Toyota Motor Corp., the world's biggest automaker, is "grasping for salvation" as it predicts a second straight annual loss, President Akio Toyoda said.
"We have to listen to our customers and make better cars," Toyoda said in a speech to journalists in Tokyo today. The 53-year-old grandson of Toyota's founder became president of the Toyota City, Japan-based carmaker in June.
The automaker is one step away from "capitulation to irrelevance or death," Toyoda said, citing a study of how companies fail. Toyota has forecast a record loss of 450 billion yen ($5 billion) in the year ending March after the worldwide recession pummeled car demand.
The company has gone through the phases of "hubris born of success," "undisciplined pursuit of more" and "denial of risk and peril," according to Toyoda, who cited Jim Collins, the author of "How the Mighty Fail."

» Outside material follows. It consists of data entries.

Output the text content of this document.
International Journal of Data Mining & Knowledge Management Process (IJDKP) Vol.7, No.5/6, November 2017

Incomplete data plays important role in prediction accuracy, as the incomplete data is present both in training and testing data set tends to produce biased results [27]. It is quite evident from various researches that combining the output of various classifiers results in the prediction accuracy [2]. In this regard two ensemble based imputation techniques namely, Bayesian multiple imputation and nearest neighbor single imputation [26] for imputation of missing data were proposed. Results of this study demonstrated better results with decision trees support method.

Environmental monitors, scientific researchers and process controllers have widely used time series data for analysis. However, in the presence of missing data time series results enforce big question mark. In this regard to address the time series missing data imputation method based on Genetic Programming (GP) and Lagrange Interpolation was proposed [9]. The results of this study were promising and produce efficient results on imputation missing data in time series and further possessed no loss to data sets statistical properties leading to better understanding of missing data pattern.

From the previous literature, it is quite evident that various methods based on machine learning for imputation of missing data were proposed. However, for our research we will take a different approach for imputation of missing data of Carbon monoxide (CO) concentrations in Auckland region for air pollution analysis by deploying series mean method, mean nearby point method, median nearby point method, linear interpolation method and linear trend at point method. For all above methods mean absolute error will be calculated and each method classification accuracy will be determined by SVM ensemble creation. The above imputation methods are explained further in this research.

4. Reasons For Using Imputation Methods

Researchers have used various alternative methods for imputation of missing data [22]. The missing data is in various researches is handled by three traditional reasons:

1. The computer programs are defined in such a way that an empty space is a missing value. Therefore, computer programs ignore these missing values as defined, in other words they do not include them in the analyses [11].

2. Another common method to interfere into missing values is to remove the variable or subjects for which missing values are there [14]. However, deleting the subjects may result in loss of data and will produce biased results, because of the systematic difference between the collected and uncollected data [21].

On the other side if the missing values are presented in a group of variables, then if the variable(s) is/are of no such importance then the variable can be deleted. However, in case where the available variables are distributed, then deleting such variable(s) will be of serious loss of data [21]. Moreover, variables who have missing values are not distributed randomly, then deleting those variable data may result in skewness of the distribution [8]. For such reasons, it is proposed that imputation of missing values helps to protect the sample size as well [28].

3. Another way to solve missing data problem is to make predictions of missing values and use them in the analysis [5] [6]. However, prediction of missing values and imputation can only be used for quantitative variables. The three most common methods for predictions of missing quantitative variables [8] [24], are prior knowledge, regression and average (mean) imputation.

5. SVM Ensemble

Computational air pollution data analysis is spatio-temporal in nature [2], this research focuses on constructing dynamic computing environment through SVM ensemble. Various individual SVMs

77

The company will sell about 7.3 million vehicles this year, Toyoda said, compared with 8.97 million in 2008. Toyota's sales plunged 28 percent in the first nine months of this year in the U.S., traditionally its most profitable market.
"Business fell off a cliff," said Paul Heaton, who manages $500 million in Japanese equities at Pyrford International Ltd. in London. "This has really shaken Toyota."
Yen at 'Severe Level'
The yen's 7.4 percent gain against the dollar in the third quarter also eroded earnings from exports.
"The yen is at a very severe level, and just increasing sales won't make Toyota profitable," Toyoda said today.
A U.S. lawsuit and the company's biggest recall in the nation have added to Toyota's woes.
The carmaker said this week it plans a recall involving 3.8 million Toyota and Lexus vehicles because of a defect that may cause floor mats to jam down the accelerator pedal.